She chuckled and then frowned.
“Now don’t give me that look—it’s okay between us. I don’t get why he’s into that rubbish and he doesn’t get why I am into Quidditch. Don’t worry, Avery. Al’s obsession with Dad’s past more than makes up for me being bored stiff by it.”
“All right, you win,” she said. “But I still think you should talk more often. Maybe this Christmas or something.”
“Subject change then.” She shut the window and tested to see if her fingernails were dry. Avery beamed. “Team meeting tomorrow after practice? Since Ravenclaw is coming up I figured we’d have one soon.”
“Yep, tomorrow night in the kitchens. Al and Rosey will be down there patrolling again and I could use some éclairs with supper.”
“I can’t wait to see your face if they ever run out of éclairs.”
“How could they possibly—”
“If I make them run out of éclairs.”
My entire body ached.

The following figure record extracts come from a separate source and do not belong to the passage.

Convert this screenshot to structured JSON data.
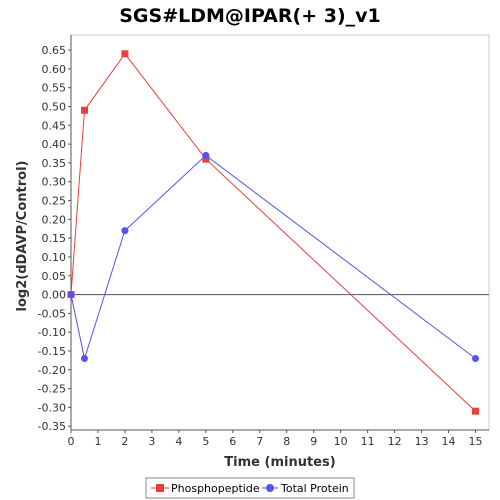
{
  "chart_data": {
    "type": "line",
    "title": "SGS#LDM@IPAR(+ 3)_v1",
    "xlabel": "Time (minutes)",
    "ylabel": "log2(dDAVP/Control)",
    "xlim": [
      0,
      15.5
    ],
    "ylim": [
      -0.36,
      0.69
    ],
    "x_ticks": [
      0,
      1,
      2,
      3,
      4,
      5,
      6,
      7,
      8,
      9,
      10,
      11,
      12,
      13,
      14,
      15
    ],
    "y_ticks": [
      -0.35,
      -0.3,
      -0.25,
      -0.2,
      -0.15,
      -0.1,
      -0.05,
      0.0,
      0.05,
      0.1,
      0.15,
      0.2,
      0.25,
      0.3,
      0.35,
      0.4,
      0.45,
      0.5,
      0.55,
      0.6,
      0.65
    ],
    "y_tick_labels": [
      "-0.35",
      "-0.30",
      "-0.25",
      "-0.20",
      "-0.15",
      "-0.10",
      "-0.05",
      "0.00",
      "0.05",
      "0.10",
      "0.15",
      "0.20",
      "0.25",
      "0.30",
      "0.35",
      "0.40",
      "0.45",
      "0.50",
      "0.55",
      "0.60",
      "0.65"
    ],
    "zero_line": true,
    "grid": false,
    "legend_position": "bottom",
    "series": [
      {
        "name": "Phosphopeptide",
        "color": "#e8403c",
        "marker": "square",
        "x": [
          0,
          0.5,
          2,
          5,
          15
        ],
        "y": [
          0.0,
          0.49,
          0.64,
          0.36,
          -0.31
        ]
      },
      {
        "name": "Total Protein",
        "color": "#5555ee",
        "marker": "circle",
        "x": [
          0,
          0.5,
          2,
          5,
          15
        ],
        "y": [
          0.0,
          -0.17,
          0.17,
          0.37,
          -0.17
        ]
      }
    ]
  }
}
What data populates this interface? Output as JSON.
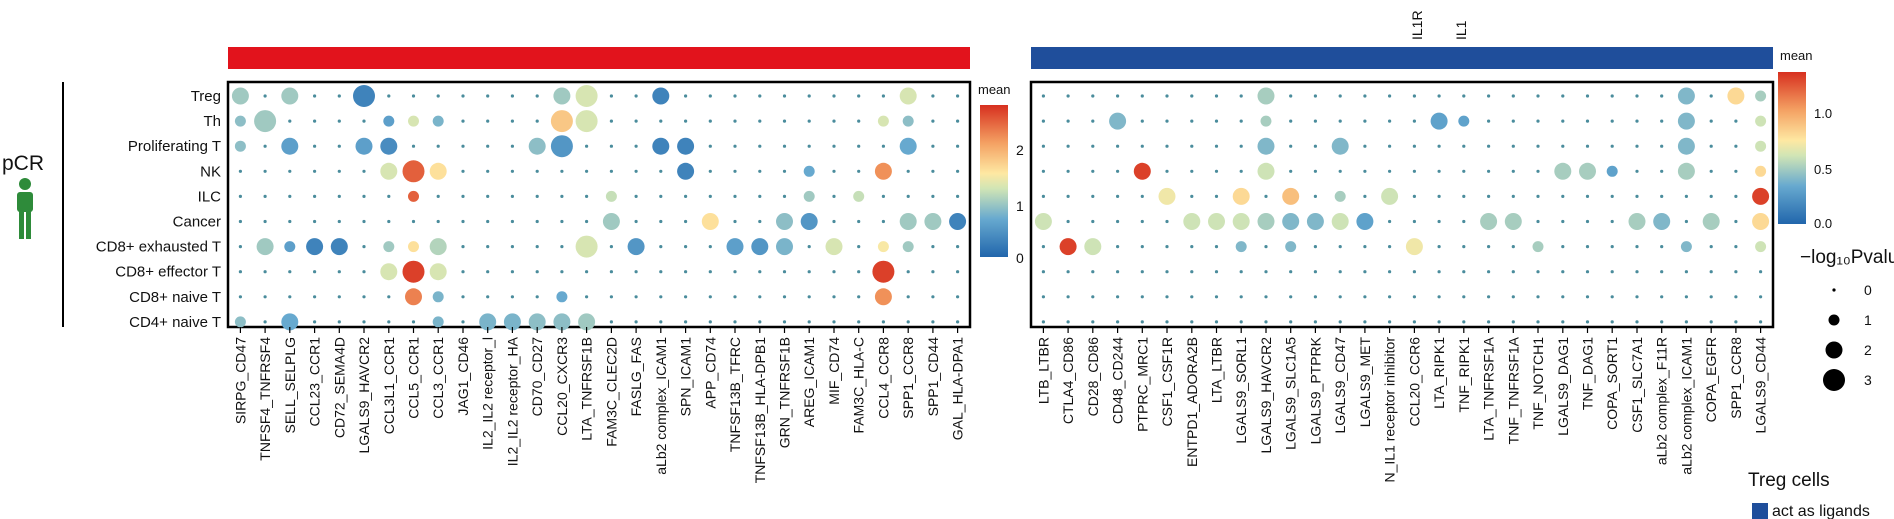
{
  "group_label": "pCR",
  "legends": {
    "mean_left": {
      "title": "mean",
      "ticks": [
        "2",
        "1",
        "0"
      ]
    },
    "mean_right": {
      "title": "mean",
      "ticks": [
        "1.0",
        "0.5",
        "0.0"
      ]
    },
    "pvalue": {
      "title": "−log₁₀Pvalu",
      "levels": [
        "0",
        "1",
        "2",
        "3"
      ]
    },
    "role": {
      "title": "Treg cells",
      "item": "act as ligands"
    }
  },
  "top_cut_labels": [
    "IL1R",
    "IL1"
  ],
  "colors": {
    "red_bar": "#e2131c",
    "blue_bar": "#1f4e9b",
    "person_icon": "#2e8b3a"
  },
  "chart_data": [
    {
      "type": "scatter",
      "panel": "left",
      "rows": [
        "Treg",
        "Th",
        "Proliferating T",
        "NK",
        "ILC",
        "Cancer",
        "CD8+ exhausted T",
        "CD8+ effector T",
        "CD8+ naive T",
        "CD4+ naive T"
      ],
      "columns": [
        "SIRPG_CD47",
        "TNFSF4_TNFRSF4",
        "SELL_SELPLG",
        "CCL23_CCR1",
        "CD72_SEMA4D",
        "LGALS9_HAVCR2",
        "CCL3L1_CCR1",
        "CCL5_CCR1",
        "CCL3_CCR1",
        "JAG1_CD46",
        "IL2_IL2 receptor_l",
        "IL2_IL2 receptor_HA",
        "CD70_CD27",
        "CCL20_CXCR3",
        "LTA_TNFRSF1B",
        "FAM3C_CLEC2D",
        "FASLG_FAS",
        "aLb2 complex_ICAM1",
        "SPN_ICAM1",
        "APP_CD74",
        "TNFSF13B_TFRC",
        "TNFSF13B_HLA-DPB1",
        "GRN_TNFRSF1B",
        "AREG_ICAM1",
        "MIF_CD74",
        "FAM3C_HLA-C",
        "CCL4_CCR8",
        "SPP1_CCR8",
        "SPP1_CD44",
        "GAL_HLA-DPA1"
      ],
      "color_range": [
        0,
        2.8
      ],
      "points": [
        {
          "row": "Treg",
          "column": "SIRPG_CD47",
          "mean": 1.0,
          "neglog10p": 2
        },
        {
          "row": "Treg",
          "column": "SELL_SELPLG",
          "mean": 1.0,
          "neglog10p": 2
        },
        {
          "row": "Treg",
          "column": "LGALS9_HAVCR2",
          "mean": 0.3,
          "neglog10p": 3
        },
        {
          "row": "Treg",
          "column": "CCL20_CXCR3",
          "mean": 1.0,
          "neglog10p": 2
        },
        {
          "row": "Treg",
          "column": "LTA_TNFRSF1B",
          "mean": 1.3,
          "neglog10p": 3
        },
        {
          "row": "Treg",
          "column": "aLb2 complex_ICAM1",
          "mean": 0.3,
          "neglog10p": 2
        },
        {
          "row": "Treg",
          "column": "SPP1_CCR8",
          "mean": 1.3,
          "neglog10p": 2
        },
        {
          "row": "Th",
          "column": "SIRPG_CD47",
          "mean": 0.9,
          "neglog10p": 1
        },
        {
          "row": "Th",
          "column": "TNFSF4_TNFRSF4",
          "mean": 1.0,
          "neglog10p": 3
        },
        {
          "row": "Th",
          "column": "CCL3L1_CCR1",
          "mean": 0.6,
          "neglog10p": 1
        },
        {
          "row": "Th",
          "column": "CCL5_CCR1",
          "mean": 1.3,
          "neglog10p": 1
        },
        {
          "row": "Th",
          "column": "CCL3_CCR1",
          "mean": 0.8,
          "neglog10p": 1
        },
        {
          "row": "Th",
          "column": "CCL20_CXCR3",
          "mean": 1.8,
          "neglog10p": 3
        },
        {
          "row": "Th",
          "column": "LTA_TNFRSF1B",
          "mean": 1.3,
          "neglog10p": 3
        },
        {
          "row": "Th",
          "column": "CCL4_CCR8",
          "mean": 1.3,
          "neglog10p": 1
        },
        {
          "row": "Th",
          "column": "SPP1_CCR8",
          "mean": 0.9,
          "neglog10p": 1
        },
        {
          "row": "Proliferating T",
          "column": "SIRPG_CD47",
          "mean": 0.9,
          "neglog10p": 1
        },
        {
          "row": "Proliferating T",
          "column": "SELL_SELPLG",
          "mean": 0.6,
          "neglog10p": 2
        },
        {
          "row": "Proliferating T",
          "column": "LGALS9_HAVCR2",
          "mean": 0.6,
          "neglog10p": 2
        },
        {
          "row": "Proliferating T",
          "column": "CCL3L1_CCR1",
          "mean": 0.4,
          "neglog10p": 2
        },
        {
          "row": "Proliferating T",
          "column": "CD70_CD27",
          "mean": 0.9,
          "neglog10p": 2
        },
        {
          "row": "Proliferating T",
          "column": "CCL20_CXCR3",
          "mean": 0.5,
          "neglog10p": 3
        },
        {
          "row": "Proliferating T",
          "column": "aLb2 complex_ICAM1",
          "mean": 0.3,
          "neglog10p": 2
        },
        {
          "row": "Proliferating T",
          "column": "SPN_ICAM1",
          "mean": 0.3,
          "neglog10p": 2
        },
        {
          "row": "Proliferating T",
          "column": "SPP1_CCR8",
          "mean": 0.7,
          "neglog10p": 2
        },
        {
          "row": "NK",
          "column": "CCL3L1_CCR1",
          "mean": 1.3,
          "neglog10p": 2
        },
        {
          "row": "NK",
          "column": "CCL5_CCR1",
          "mean": 2.5,
          "neglog10p": 3
        },
        {
          "row": "NK",
          "column": "CCL3_CCR1",
          "mean": 1.6,
          "neglog10p": 2
        },
        {
          "row": "NK",
          "column": "SPN_ICAM1",
          "mean": 0.3,
          "neglog10p": 2
        },
        {
          "row": "NK",
          "column": "AREG_ICAM1",
          "mean": 0.7,
          "neglog10p": 1
        },
        {
          "row": "NK",
          "column": "CCL4_CCR8",
          "mean": 2.2,
          "neglog10p": 2
        },
        {
          "row": "ILC",
          "column": "CCL5_CCR1",
          "mean": 2.5,
          "neglog10p": 1
        },
        {
          "row": "ILC",
          "column": "FAM3C_CLEC2D",
          "mean": 1.2,
          "neglog10p": 1
        },
        {
          "row": "ILC",
          "column": "AREG_ICAM1",
          "mean": 1.0,
          "neglog10p": 1
        },
        {
          "row": "ILC",
          "column": "FAM3C_HLA-C",
          "mean": 1.2,
          "neglog10p": 1
        },
        {
          "row": "Cancer",
          "column": "FAM3C_CLEC2D",
          "mean": 1.0,
          "neglog10p": 2
        },
        {
          "row": "Cancer",
          "column": "APP_CD74",
          "mean": 1.6,
          "neglog10p": 2
        },
        {
          "row": "Cancer",
          "column": "GRN_TNFRSF1B",
          "mean": 0.9,
          "neglog10p": 2
        },
        {
          "row": "Cancer",
          "column": "AREG_ICAM1",
          "mean": 0.5,
          "neglog10p": 2
        },
        {
          "row": "Cancer",
          "column": "SPP1_CCR8",
          "mean": 1.0,
          "neglog10p": 2
        },
        {
          "row": "Cancer",
          "column": "SPP1_CD44",
          "mean": 1.0,
          "neglog10p": 2
        },
        {
          "row": "Cancer",
          "column": "GAL_HLA-DPA1",
          "mean": 0.3,
          "neglog10p": 2
        },
        {
          "row": "CD8+ exhausted T",
          "column": "TNFSF4_TNFRSF4",
          "mean": 1.0,
          "neglog10p": 2
        },
        {
          "row": "CD8+ exhausted T",
          "column": "SELL_SELPLG",
          "mean": 0.6,
          "neglog10p": 1
        },
        {
          "row": "CD8+ exhausted T",
          "column": "CCL23_CCR1",
          "mean": 0.3,
          "neglog10p": 2
        },
        {
          "row": "CD8+ exhausted T",
          "column": "CD72_SEMA4D",
          "mean": 0.3,
          "neglog10p": 2
        },
        {
          "row": "CD8+ exhausted T",
          "column": "CCL3L1_CCR1",
          "mean": 1.0,
          "neglog10p": 1
        },
        {
          "row": "CD8+ exhausted T",
          "column": "CCL5_CCR1",
          "mean": 1.6,
          "neglog10p": 1
        },
        {
          "row": "CD8+ exhausted T",
          "column": "CCL3_CCR1",
          "mean": 1.1,
          "neglog10p": 2
        },
        {
          "row": "CD8+ exhausted T",
          "column": "LTA_TNFRSF1B",
          "mean": 1.3,
          "neglog10p": 3
        },
        {
          "row": "CD8+ exhausted T",
          "column": "FASLG_FAS",
          "mean": 0.5,
          "neglog10p": 2
        },
        {
          "row": "CD8+ exhausted T",
          "column": "MIF_CD74",
          "mean": 1.3,
          "neglog10p": 2
        },
        {
          "row": "CD8+ exhausted T",
          "column": "TNFSF13B_TFRC",
          "mean": 0.6,
          "neglog10p": 2
        },
        {
          "row": "CD8+ exhausted T",
          "column": "TNFSF13B_HLA-DPB1",
          "mean": 0.5,
          "neglog10p": 2
        },
        {
          "row": "CD8+ exhausted T",
          "column": "GRN_TNFRSF1B",
          "mean": 0.8,
          "neglog10p": 2
        },
        {
          "row": "CD8+ exhausted T",
          "column": "CCL4_CCR8",
          "mean": 1.5,
          "neglog10p": 1
        },
        {
          "row": "CD8+ exhausted T",
          "column": "SPP1_CCR8",
          "mean": 1.0,
          "neglog10p": 1
        },
        {
          "row": "CD8+ effector T",
          "column": "CCL3L1_CCR1",
          "mean": 1.3,
          "neglog10p": 2
        },
        {
          "row": "CD8+ effector T",
          "column": "CCL5_CCR1",
          "mean": 2.7,
          "neglog10p": 3
        },
        {
          "row": "CD8+ effector T",
          "column": "CCL3_CCR1",
          "mean": 1.3,
          "neglog10p": 2
        },
        {
          "row": "CD8+ effector T",
          "column": "CCL4_CCR8",
          "mean": 2.7,
          "neglog10p": 3
        },
        {
          "row": "CD8+ naive T",
          "column": "CCL5_CCR1",
          "mean": 2.3,
          "neglog10p": 2
        },
        {
          "row": "CD8+ naive T",
          "column": "CCL3_CCR1",
          "mean": 0.8,
          "neglog10p": 1
        },
        {
          "row": "CD8+ naive T",
          "column": "CCL20_CXCR3",
          "mean": 0.7,
          "neglog10p": 1
        },
        {
          "row": "CD8+ naive T",
          "column": "CCL4_CCR8",
          "mean": 2.2,
          "neglog10p": 2
        },
        {
          "row": "CD4+ naive T",
          "column": "SIRPG_CD47",
          "mean": 0.9,
          "neglog10p": 1
        },
        {
          "row": "CD4+ naive T",
          "column": "SELL_SELPLG",
          "mean": 0.7,
          "neglog10p": 2
        },
        {
          "row": "CD4+ naive T",
          "column": "IL2_IL2 receptor_l",
          "mean": 0.8,
          "neglog10p": 2
        },
        {
          "row": "CD4+ naive T",
          "column": "IL2_IL2 receptor_HA",
          "mean": 0.8,
          "neglog10p": 2
        },
        {
          "row": "CD4+ naive T",
          "column": "CD70_CD27",
          "mean": 0.9,
          "neglog10p": 2
        },
        {
          "row": "CD4+ naive T",
          "column": "CCL20_CXCR3",
          "mean": 0.9,
          "neglog10p": 2
        },
        {
          "row": "CD4+ naive T",
          "column": "LTA_TNFRSF1B",
          "mean": 1.0,
          "neglog10p": 2
        },
        {
          "row": "CD4+ naive T",
          "column": "CCL3_CCR1",
          "mean": 0.8,
          "neglog10p": 1
        }
      ]
    },
    {
      "type": "scatter",
      "panel": "right",
      "rows": [
        "Treg",
        "Th",
        "Proliferating T",
        "NK",
        "ILC",
        "Cancer",
        "CD8+ exhausted T",
        "CD8+ effector T",
        "CD8+ naive T",
        "CD4+ naive T"
      ],
      "columns": [
        "LTB_LTBR",
        "CTLA4_CD86",
        "CD28_CD86",
        "CD48_CD244",
        "PTPRC_MRC1",
        "CSF1_CSF1R",
        "ENTPD1_ADORA2B",
        "LTA_LTBR",
        "LGALS9_SORL1",
        "LGALS9_HAVCR2",
        "LGALS9_SLC1A5",
        "LGALS9_PTPRK",
        "LGALS9_CD47",
        "LGALS9_MET",
        "N_IL1 receptor inhibitor",
        "CCL20_CCR6",
        "LTA_RIPK1",
        "TNF_RIPK1",
        "LTA_TNFRSF1A",
        "TNF_TNFRSF1A",
        "TNF_NOTCH1",
        "LGALS9_DAG1",
        "TNF_DAG1",
        "COPA_SORT1",
        "CSF1_SLC7A1",
        "aLb2 complex_F11R",
        "aLb2 complex_ICAM1",
        "COPA_EGFR",
        "SPP1_CCR8",
        "LGALS9_CD44"
      ],
      "color_range": [
        0,
        1.35
      ],
      "points": [
        {
          "row": "Treg",
          "column": "LGALS9_HAVCR2",
          "mean": 0.5,
          "neglog10p": 2
        },
        {
          "row": "Treg",
          "column": "aLb2 complex_ICAM1",
          "mean": 0.4,
          "neglog10p": 2
        },
        {
          "row": "Treg",
          "column": "SPP1_CCR8",
          "mean": 0.8,
          "neglog10p": 2
        },
        {
          "row": "Treg",
          "column": "LGALS9_CD44",
          "mean": 0.5,
          "neglog10p": 1
        },
        {
          "row": "Th",
          "column": "CD48_CD244",
          "mean": 0.4,
          "neglog10p": 2
        },
        {
          "row": "Th",
          "column": "LGALS9_HAVCR2",
          "mean": 0.5,
          "neglog10p": 1
        },
        {
          "row": "Th",
          "column": "LTA_RIPK1",
          "mean": 0.3,
          "neglog10p": 2
        },
        {
          "row": "Th",
          "column": "TNF_RIPK1",
          "mean": 0.3,
          "neglog10p": 1
        },
        {
          "row": "Th",
          "column": "aLb2 complex_ICAM1",
          "mean": 0.4,
          "neglog10p": 2
        },
        {
          "row": "Th",
          "column": "LGALS9_CD44",
          "mean": 0.6,
          "neglog10p": 1
        },
        {
          "row": "Proliferating T",
          "column": "LGALS9_HAVCR2",
          "mean": 0.4,
          "neglog10p": 2
        },
        {
          "row": "Proliferating T",
          "column": "LGALS9_CD47",
          "mean": 0.4,
          "neglog10p": 2
        },
        {
          "row": "Proliferating T",
          "column": "aLb2 complex_ICAM1",
          "mean": 0.4,
          "neglog10p": 2
        },
        {
          "row": "Proliferating T",
          "column": "LGALS9_CD44",
          "mean": 0.6,
          "neglog10p": 1
        },
        {
          "row": "NK",
          "column": "PTPRC_MRC1",
          "mean": 1.3,
          "neglog10p": 2
        },
        {
          "row": "NK",
          "column": "LGALS9_HAVCR2",
          "mean": 0.6,
          "neglog10p": 2
        },
        {
          "row": "NK",
          "column": "LGALS9_DAG1",
          "mean": 0.5,
          "neglog10p": 2
        },
        {
          "row": "NK",
          "column": "TNF_DAG1",
          "mean": 0.5,
          "neglog10p": 2
        },
        {
          "row": "NK",
          "column": "COPA_SORT1",
          "mean": 0.3,
          "neglog10p": 1
        },
        {
          "row": "NK",
          "column": "aLb2 complex_ICAM1",
          "mean": 0.5,
          "neglog10p": 2
        },
        {
          "row": "NK",
          "column": "LGALS9_CD44",
          "mean": 0.8,
          "neglog10p": 1
        },
        {
          "row": "ILC",
          "column": "CSF1_CSF1R",
          "mean": 0.7,
          "neglog10p": 2
        },
        {
          "row": "ILC",
          "column": "LGALS9_SORL1",
          "mean": 0.8,
          "neglog10p": 2
        },
        {
          "row": "ILC",
          "column": "LGALS9_SLC1A5",
          "mean": 0.9,
          "neglog10p": 2
        },
        {
          "row": "ILC",
          "column": "LGALS9_CD47",
          "mean": 0.5,
          "neglog10p": 1
        },
        {
          "row": "ILC",
          "column": "N_IL1 receptor inhibitor",
          "mean": 0.6,
          "neglog10p": 2
        },
        {
          "row": "ILC",
          "column": "LGALS9_CD44",
          "mean": 1.3,
          "neglog10p": 2
        },
        {
          "row": "Cancer",
          "column": "LTB_LTBR",
          "mean": 0.6,
          "neglog10p": 2
        },
        {
          "row": "Cancer",
          "column": "ENTPD1_ADORA2B",
          "mean": 0.6,
          "neglog10p": 2
        },
        {
          "row": "Cancer",
          "column": "LTA_LTBR",
          "mean": 0.6,
          "neglog10p": 2
        },
        {
          "row": "Cancer",
          "column": "LGALS9_SORL1",
          "mean": 0.6,
          "neglog10p": 2
        },
        {
          "row": "Cancer",
          "column": "LGALS9_HAVCR2",
          "mean": 0.5,
          "neglog10p": 2
        },
        {
          "row": "Cancer",
          "column": "LGALS9_SLC1A5",
          "mean": 0.4,
          "neglog10p": 2
        },
        {
          "row": "Cancer",
          "column": "LGALS9_PTPRK",
          "mean": 0.4,
          "neglog10p": 2
        },
        {
          "row": "Cancer",
          "column": "LGALS9_CD47",
          "mean": 0.6,
          "neglog10p": 2
        },
        {
          "row": "Cancer",
          "column": "LGALS9_MET",
          "mean": 0.3,
          "neglog10p": 2
        },
        {
          "row": "Cancer",
          "column": "LTA_TNFRSF1A",
          "mean": 0.5,
          "neglog10p": 2
        },
        {
          "row": "Cancer",
          "column": "TNF_TNFRSF1A",
          "mean": 0.5,
          "neglog10p": 2
        },
        {
          "row": "Cancer",
          "column": "CSF1_SLC7A1",
          "mean": 0.5,
          "neglog10p": 2
        },
        {
          "row": "Cancer",
          "column": "aLb2 complex_F11R",
          "mean": 0.4,
          "neglog10p": 2
        },
        {
          "row": "Cancer",
          "column": "COPA_EGFR",
          "mean": 0.5,
          "neglog10p": 2
        },
        {
          "row": "Cancer",
          "column": "LGALS9_CD44",
          "mean": 0.8,
          "neglog10p": 2
        },
        {
          "row": "CD8+ exhausted T",
          "column": "CTLA4_CD86",
          "mean": 1.3,
          "neglog10p": 2
        },
        {
          "row": "CD8+ exhausted T",
          "column": "CD28_CD86",
          "mean": 0.6,
          "neglog10p": 2
        },
        {
          "row": "CD8+ exhausted T",
          "column": "LGALS9_SORL1",
          "mean": 0.4,
          "neglog10p": 1
        },
        {
          "row": "CD8+ exhausted T",
          "column": "LGALS9_SLC1A5",
          "mean": 0.4,
          "neglog10p": 1
        },
        {
          "row": "CD8+ exhausted T",
          "column": "CCL20_CCR6",
          "mean": 0.7,
          "neglog10p": 2
        },
        {
          "row": "CD8+ exhausted T",
          "column": "TNF_NOTCH1",
          "mean": 0.5,
          "neglog10p": 1
        },
        {
          "row": "CD8+ exhausted T",
          "column": "aLb2 complex_ICAM1",
          "mean": 0.4,
          "neglog10p": 1
        },
        {
          "row": "CD8+ exhausted T",
          "column": "LGALS9_CD44",
          "mean": 0.6,
          "neglog10p": 1
        }
      ]
    }
  ]
}
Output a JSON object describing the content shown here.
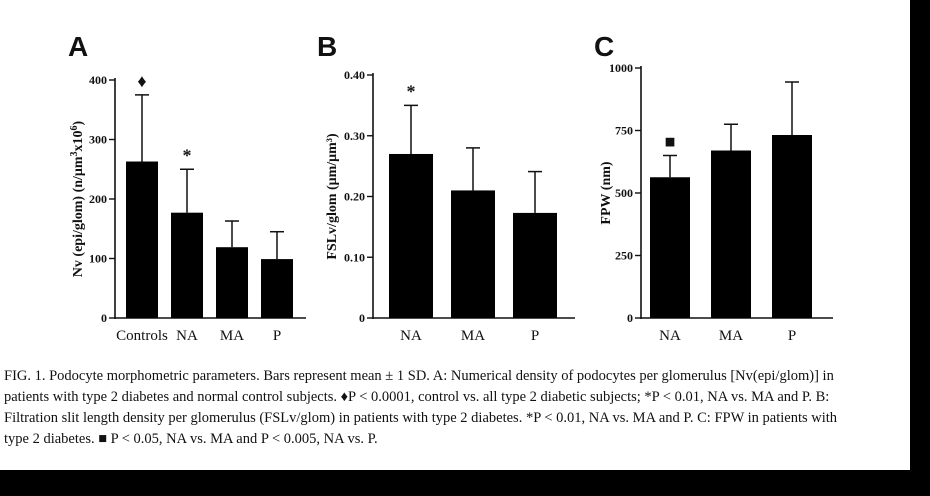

My arms hurt from throwing the Quaffle back and forth with the Chasers and my legs hurt from doing push-off techniques with Paloma and Wesley and my voice hurt from screaming at Meta to Seek instead of whine about the way the other players were playing. At one point I was forced to use a Silencing Charm.
She was not happy. I found my shoes turned into bologna.
“That was…invigorating,” said Fred, getting into the shower stall next to mine. I heard the water turn on and he sighed loudly.
“By invigorating you mean horrible,” I offered.
“Basically—but it’ll be like that for a while, I’m sure. At least until we get everyone working together as a team.”
I massaged manly-scented shampoo into my hair. “It’ll be good that practice will start happening more often so we’ll work out the kinks. I’m not too worried about it, really.”
“Heard any more about Meta with the scouts?”
The sound of water running filled the room.
“He must have skipped a shower today,” Fred said.
I made a face. “He’s a dirty bloke.” I chuckled. “I’ll just ask him at the meeting tonight. If I make it that long without falling over dead.”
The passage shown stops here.